Que peut publier l’API Bluesky, et que ne peut-elle pas ?
Un enregistrement de publication est un simple document JSON. Les champs requis sont $type (app.bsky.feed.post), text et createdAt sous forme d’horodatage ISO 8601. Tout le reste est une structure optionnelle.
| Fonctionnalité | Prise en charge |
|---|---|
| Images par publication | 4 maximum |
| Taille d’image | 1 000 000 octets chacune, selon la documentation des publications |
| Taille totale des blobs par publication | 2 000 000 octets maximum |
| Texte alternatif | Obligatoire par image, avec un rapport largeur/hauteur |
| Publications citées | app.bsky.embed.record |
| Cartes de lien | app.bsky.embed.external, avec votre propre miniature |
| Réponses | reply avec des références fortes root et parent |
| Balises de langue | langs, un tableau comme ["en-US"] |
Les manques à signaler d’emblée :
- Rien n’est détecté automatiquement. Les liens, mentions et hashtags sont du texte inerte tant que vous n’attachez pas de facettes. Une URL collée sans facette n’est pas cliquable.
- Les cartes de lien sont à votre charge.
app.bsky.embed.externalattend le titre, la description et la miniature. Rien ne scrute la page à votre place. - Les mentions nécessitent un DID résolu. Vous ne pouvez pas mettre un identifiant dans une facette ; vous devez d’abord résoudre l’identifiant en DID.
- Les métadonnées EXIF doivent être retirées avant l’envoi des images, selon la documentation.

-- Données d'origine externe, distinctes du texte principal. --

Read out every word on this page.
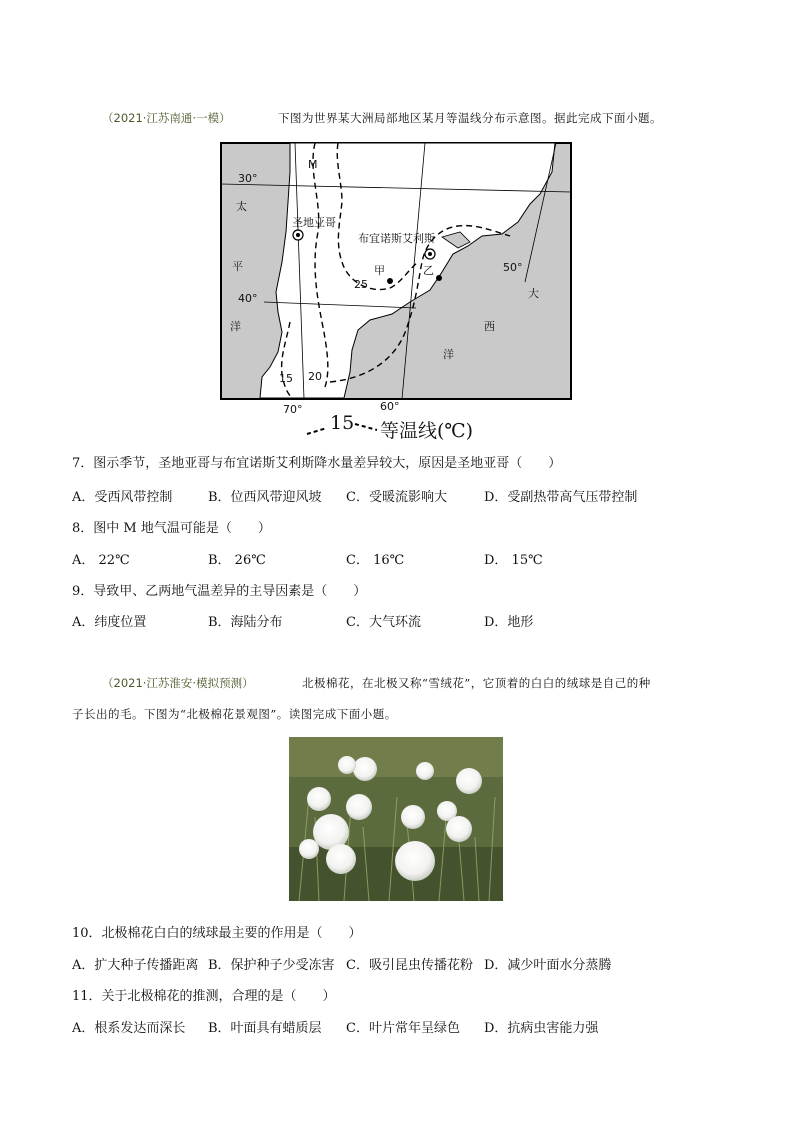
（2021·江苏南通·一模）	下图为世界某大洲局部地区某月等温线分布示意图。据此完成下面小题。
30°
40°
70°	60°
50°
太
平
洋
大
西
洋
圣地亚哥
布宜诺斯艾利斯
甲	乙
M
25
20
15
15 等温线(℃)
7．图示季节，圣地亚哥与布宜诺斯艾利斯降水量差异较大，原因是圣地亚哥（　　）
A．受西风带控制	B．位西风带迎风坡 C．受暖流影响大	D．受副热带高气压带控制
8．图中 M 地气温可能是（　　）
A． 22℃	B． 26℃	C． 16℃	D． 15℃
9．导致甲、乙两地气温差异的主导因素是（　　）
A．纬度位置	B．海陆分布	C．大气环流	D．地形
（2021·江苏淮安·模拟预测）	北极棉花，在北极又称“雪绒花”，它顶着的白白的绒球是自己的种
子长出的毛。下图为“北极棉花景观图”。读图完成下面小题。
10．北极棉花白白的绒球最主要的作用是（　　）
A．扩大种子传播距离 B．保护种子少受冻害 C．吸引昆虫传播花粉 D．减少叶面水分蒸腾
11．关于北极棉花的推测，合理的是（　　）
A．根系发达而深长 B．叶面具有蜡质层 C．叶片常年呈绿色 D．抗病虫害能力强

- La documentation des publications indique l’absence de limite de caractères ou de graphèmes. Nous n’avons pas pu vérifier un chiffre sur cette page, nous n’en citons donc pas. Consultez l’article sur la limite de caractères Bluesky pour ce que le client applique réellement.
Remarque : les chiffres ici ont été vérifiés dans la documentation développeur de Bluesky (docs.bsky.app, qui redirige désormais vers bsky.network/docs) en septembre 2026. Les plateformes les modifient sans préavis.
Quel est le modèle d’authentification ?
C’est la section d’authentification la plus courte que vous lirez pour n’importe quelle plateforme sociale.
Il n’y a aucune inscription d’application, aucune validation d’application et aucun écran de consentement OAuth pour le chemin par mot de passe d’application. Un utilisateur crée un mot de passe d’application dans ses paramètres Bluesky et le communique à votre logiciel. Vous échangez l’identifiant plus ce mot de passe d’application contre un JWT d’accès et un JWT de rafraîchissement via com.atproto.server.createSession. Les jetons d’accès sont de courte durée ; vous les rafraîchissez avec le JWT de rafraîchissement.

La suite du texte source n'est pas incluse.